Data Preparation refers to the process of integrating data sources, clean and transform data into formats that are ready for reporting and analysis.

Introduction#

Your company has a lot of data from multiple sources (multiple application databases, google sheets, excel files, 3rd party sources etc). You need to combine these sources to build reports and draw business insights.

In order to do this, these data need to be combined into a single place (database). That is the data warehouse, and the process/flow in which the data is regularly synced is called the data pipeline.

At the simple high level, there are 4 steps to build this process:

  1. Setup Data Warehouse: A database is setup and configured to be a data-warehouse
  2. Load/Import Data from multiple sources into a central database (data warehouse)
  3. Summarize/Transform Data: Data in data-warehouse are then pre-processed, summarized to aggregated tables for faster queries
  4. Data Reporting: A data reporting/BI tool is then connected to your data warehouse to build reports and dashboards

Building The Pipeline#

With Holistics Data Preparation, the steps to build the data pipeline are as follows:

1. Setup Data Warehouse#

Customer will setup a database on their own server to be a data-warehouse. This database is where all the data will be loaded into and summarized for analytics.

If your data is not big, you can start with simple database like PostgreSQL, SQL Server, etc. When your data grows, you can move to other platforms like Amazon Redshift, Google BigQuery, etc.

2. Sync Production DB to Data Warehouse#

Configure Holistics Data Transports to sync data from your production database into your data warehouse. Standard practice is to sync daily, but you can configure to sync it more regularly.

At this stage, your data warehouse is ready and already have data from your production database.
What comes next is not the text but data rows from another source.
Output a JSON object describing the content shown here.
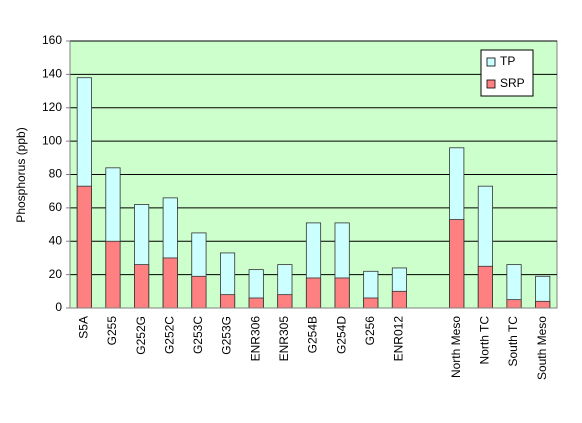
{
  "chart_data": {
    "type": "bar",
    "overlay": true,
    "y_label": "Phosphorus (ppb)",
    "categories": [
      "S5A",
      "G255",
      "G252G",
      "G252C",
      "G253C",
      "G253G",
      "ENR306",
      "ENR305",
      "G254B",
      "G254D",
      "G256",
      "ENR012",
      null,
      "North Meso",
      "North TC",
      "South TC",
      "South Meso"
    ],
    "series": [
      {
        "name": "TP",
        "color": "#ccffff",
        "values": [
          138,
          84,
          62,
          66,
          45,
          33,
          23,
          26,
          51,
          51,
          22,
          24,
          null,
          96,
          73,
          26,
          19
        ]
      },
      {
        "name": "SRP",
        "color": "#ff8080",
        "values": [
          73,
          40,
          26,
          30,
          19,
          8,
          6,
          8,
          18,
          18,
          6,
          10,
          null,
          53,
          25,
          5,
          4
        ]
      }
    ],
    "ylim": [
      0,
      160
    ],
    "yticks": [
      0,
      20,
      40,
      60,
      80,
      100,
      120,
      140,
      160
    ],
    "grid": true,
    "legend": "top-right",
    "plot_background": "#ccffcc"
  }
}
You can immediately hook Holistics Reporting into the data-warehouse to build reports and dashboards.

3. Sync Spreadsheets to Data Warehouse#

If you have regular Excel, Google Sheets you want to sync into the data warehouse, Holistics Data Imports can be set up to sync these data.

4. Summarize / Transform Data#

When your data gets big or complicated, you will want to pre-summarize data. This is when you can use Holistics Data Transforms to summarize data from raw tables into summarized tables.

Let’s walk through an example after the pipeline is setup:

  • Everyday after midnight, data from application databases and different data sources are copied to your data warehouse. Your data warehouse should have all data for yesterday.
  • Right after, these data are then transformed and summarized into summarized tables
  • In the morning, when the team starts, they can log in to dashboards and see the up-to-date data for yesterday. Since the tables are summarized, accessing these reports are fast

Benefits#

Benefits of using Holistics Data Preparation:

1. Agile and Flexible#

The process is designed such that when a new report requirement comes in, Data team can easily import new tables to data warehouse and immediately build reports out of it (agile).

There is no need to analyze, plan and design the data warehouse (waterfall model) that might take weeks to implement.

2. Total Data Control#

Data from reporting to data-warehouse sits on customer’s data infrastructure; customer has total flexibility in choosing the data-warehouse technology, or when the data grows, they can easily scale up/scale down the database on their own terms.

3. No Coding Required#

Customers don’t need to write code to build data-warehouse.